MJT: “The working title so far is ‘Songs for the Voiceless’. There are lots of opinions about the war. Time has changed a lot of opinion. Was it glorious, were men killed for nothing, were the generals idiots, did they care about the men, was it a disaster? Whatever the results of the war and what people think, what matters is what happened to the people. I want the album to be about the people.
“The song ‘The Yeoman’s Son’ is about how a mother felt on hearing of her son’s death. It’s not just the loss of a son, it’s about all the questions that come up after the event. Who is going to do the work in the fields? Who is going to bring in the harvest? The song is more than her receiving the immediate news. It’s what happens next. In some families all the children were killed. The losses extended to entire villages and the social and economic impact was in many cases catastrophic.”
FW: So there won’t be any ‘jolly off to war’ or 'anti-war' themes?
MJT: “I actually want to make the album from a neutral point of view – not from the perspective that war is glorious nor that war is wrong. I want to concentrate on the people and what happened to them. I want to cover the impact across all walks of life - soldiers, civilians, young and old, doctors and nurses whose lives were forever changed. I want to tell their stories whatever the themes.”
“Folk music is filled with songs that tell stories and I retain a constant passion for such songs. To tell the stories of people that cannot tell their own tales or bring life into unheard stories is a definite driving force behind the album.”
FW: Do you think the centenary will bring a resurgence of interest in the war?
MJT: “The government is putting money into projects and the Imperial War Museum is running a number of events and exhibitions. It’s certainly going to be well profiled and there’s bound to be considerable media coverage. I don’t know whether there will be a public resurgence of interest in the war or whether everyone will care. With the album it’s not that I want to appeal to everyone. Not everyone likes every album but maybe we can tell some unheard or untold stories and give voices to those who have none.

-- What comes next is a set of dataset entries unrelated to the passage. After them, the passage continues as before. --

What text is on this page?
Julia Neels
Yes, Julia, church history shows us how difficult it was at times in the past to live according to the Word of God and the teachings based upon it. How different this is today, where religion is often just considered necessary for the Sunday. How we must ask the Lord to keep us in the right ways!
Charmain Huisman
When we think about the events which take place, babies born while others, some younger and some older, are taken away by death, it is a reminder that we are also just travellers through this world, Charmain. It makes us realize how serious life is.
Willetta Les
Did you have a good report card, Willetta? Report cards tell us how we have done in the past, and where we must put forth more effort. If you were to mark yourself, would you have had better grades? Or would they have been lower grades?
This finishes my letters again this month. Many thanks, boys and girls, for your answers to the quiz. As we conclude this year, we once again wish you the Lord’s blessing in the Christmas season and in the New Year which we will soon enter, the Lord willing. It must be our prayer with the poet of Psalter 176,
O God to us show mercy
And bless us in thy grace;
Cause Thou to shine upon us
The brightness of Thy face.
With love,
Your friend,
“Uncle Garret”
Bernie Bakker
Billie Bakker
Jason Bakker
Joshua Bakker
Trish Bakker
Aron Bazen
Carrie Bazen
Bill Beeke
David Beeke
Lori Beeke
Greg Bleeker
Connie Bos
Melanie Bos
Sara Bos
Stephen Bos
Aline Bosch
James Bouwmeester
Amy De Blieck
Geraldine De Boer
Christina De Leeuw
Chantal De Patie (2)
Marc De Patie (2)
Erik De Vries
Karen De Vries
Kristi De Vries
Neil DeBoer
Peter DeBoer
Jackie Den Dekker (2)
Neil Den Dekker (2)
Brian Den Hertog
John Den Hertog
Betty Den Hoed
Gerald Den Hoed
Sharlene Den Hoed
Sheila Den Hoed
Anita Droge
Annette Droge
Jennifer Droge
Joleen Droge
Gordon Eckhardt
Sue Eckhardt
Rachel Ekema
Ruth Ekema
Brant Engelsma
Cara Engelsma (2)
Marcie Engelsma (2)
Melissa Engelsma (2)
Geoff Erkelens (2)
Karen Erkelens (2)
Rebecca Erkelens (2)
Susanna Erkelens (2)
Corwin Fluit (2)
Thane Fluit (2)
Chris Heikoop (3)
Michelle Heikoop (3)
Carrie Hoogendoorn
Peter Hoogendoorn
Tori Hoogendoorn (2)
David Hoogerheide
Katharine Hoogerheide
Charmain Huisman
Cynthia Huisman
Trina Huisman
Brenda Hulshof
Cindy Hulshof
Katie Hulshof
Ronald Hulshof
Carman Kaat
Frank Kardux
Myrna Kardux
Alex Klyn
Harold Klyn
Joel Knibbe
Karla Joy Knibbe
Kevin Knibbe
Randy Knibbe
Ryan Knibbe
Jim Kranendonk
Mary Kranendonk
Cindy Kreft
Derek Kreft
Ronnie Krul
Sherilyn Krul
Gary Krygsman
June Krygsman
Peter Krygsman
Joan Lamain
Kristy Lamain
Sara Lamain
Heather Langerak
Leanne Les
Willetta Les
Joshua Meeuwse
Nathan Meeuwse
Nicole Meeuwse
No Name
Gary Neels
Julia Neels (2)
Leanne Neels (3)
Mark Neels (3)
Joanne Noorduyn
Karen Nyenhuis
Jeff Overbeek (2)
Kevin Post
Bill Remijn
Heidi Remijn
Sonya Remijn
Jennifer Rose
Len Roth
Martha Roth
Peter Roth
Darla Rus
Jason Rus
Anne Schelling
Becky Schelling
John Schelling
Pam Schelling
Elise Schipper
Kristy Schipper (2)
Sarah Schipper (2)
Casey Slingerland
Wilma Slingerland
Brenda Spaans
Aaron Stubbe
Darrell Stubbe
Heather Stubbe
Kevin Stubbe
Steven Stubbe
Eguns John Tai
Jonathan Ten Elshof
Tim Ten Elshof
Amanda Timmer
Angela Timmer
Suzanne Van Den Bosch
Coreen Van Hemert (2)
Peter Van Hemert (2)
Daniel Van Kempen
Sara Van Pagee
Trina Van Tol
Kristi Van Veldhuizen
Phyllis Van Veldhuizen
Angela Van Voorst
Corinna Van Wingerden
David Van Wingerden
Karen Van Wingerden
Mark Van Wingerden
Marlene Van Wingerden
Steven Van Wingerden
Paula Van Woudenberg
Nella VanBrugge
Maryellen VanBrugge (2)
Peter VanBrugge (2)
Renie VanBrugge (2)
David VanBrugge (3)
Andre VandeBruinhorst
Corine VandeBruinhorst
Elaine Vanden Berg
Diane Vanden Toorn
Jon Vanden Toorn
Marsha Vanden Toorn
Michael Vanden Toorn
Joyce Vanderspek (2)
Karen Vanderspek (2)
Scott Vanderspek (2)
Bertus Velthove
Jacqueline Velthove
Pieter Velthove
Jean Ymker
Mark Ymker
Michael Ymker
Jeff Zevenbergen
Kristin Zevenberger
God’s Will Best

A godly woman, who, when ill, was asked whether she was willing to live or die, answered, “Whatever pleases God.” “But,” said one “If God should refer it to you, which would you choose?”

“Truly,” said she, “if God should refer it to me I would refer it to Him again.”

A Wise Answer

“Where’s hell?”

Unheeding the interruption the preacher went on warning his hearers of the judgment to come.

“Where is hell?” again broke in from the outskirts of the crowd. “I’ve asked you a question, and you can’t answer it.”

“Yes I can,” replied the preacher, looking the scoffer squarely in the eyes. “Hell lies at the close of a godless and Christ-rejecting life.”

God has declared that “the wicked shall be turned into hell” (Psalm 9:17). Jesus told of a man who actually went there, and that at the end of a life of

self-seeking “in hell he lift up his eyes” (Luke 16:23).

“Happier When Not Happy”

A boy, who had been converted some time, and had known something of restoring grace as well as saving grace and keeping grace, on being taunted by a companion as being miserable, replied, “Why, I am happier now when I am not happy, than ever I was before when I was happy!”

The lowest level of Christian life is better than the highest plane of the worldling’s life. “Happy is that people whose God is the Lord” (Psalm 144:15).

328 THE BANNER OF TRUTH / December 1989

“I don’t think we should forget the war or its impact. It was such a huge cataclysm - it saw the collapse of the British Empire, dramatic changes in warfare and an eventual re-drawing of the maps of Europe. And if you look at the mistakes made in parcelling up places it set many of the wheels in motion for the Second World War. I think we should learn about it and I think younger generations should realise what it meant to those that lived through it and afterwards.”
FW: Do you anticipate using any of the familiar First World War songs?
MJT: “We could certainly think about using some of the themes from those old songs. Many of them reappeared in the Second World War, indeed many of them still resonate today. I was talking to Tom Oates and he was thinking about using bagpipes to bring some themes in that way. I’ve been reading a book called ‘The Twelve Days of the Somme’ and that lists a number of songs the soldiers sang to keep their spirits up. If it works there’s no reason why we can’t re-visit them and perhaps include just an echo or two.”
FW: What’s your schedule for the album?
MJT: “Were going to schedule recording during early January 2014 to fit in with everyone’s work and other commitments. We’re looking to release the album in early November to coincide with the centenary. We have a launch planned in Manchester on Friday 7th November 2014 followed by a week-long touring schedule.”
“Recording an album is expensive so I’m going down the Kick Starter route to build the album on donations. All the money donated will go towards paying artist and studio fees. The idea remains the same: ‘to help to give a voice to the voiceless’, so if the project can raise the money we need that would be fantastic. There’s more information about 'Songs for the Voiceless' on my website: michaeljtinker.com."
FW: Thank you Michael, we wish you much success.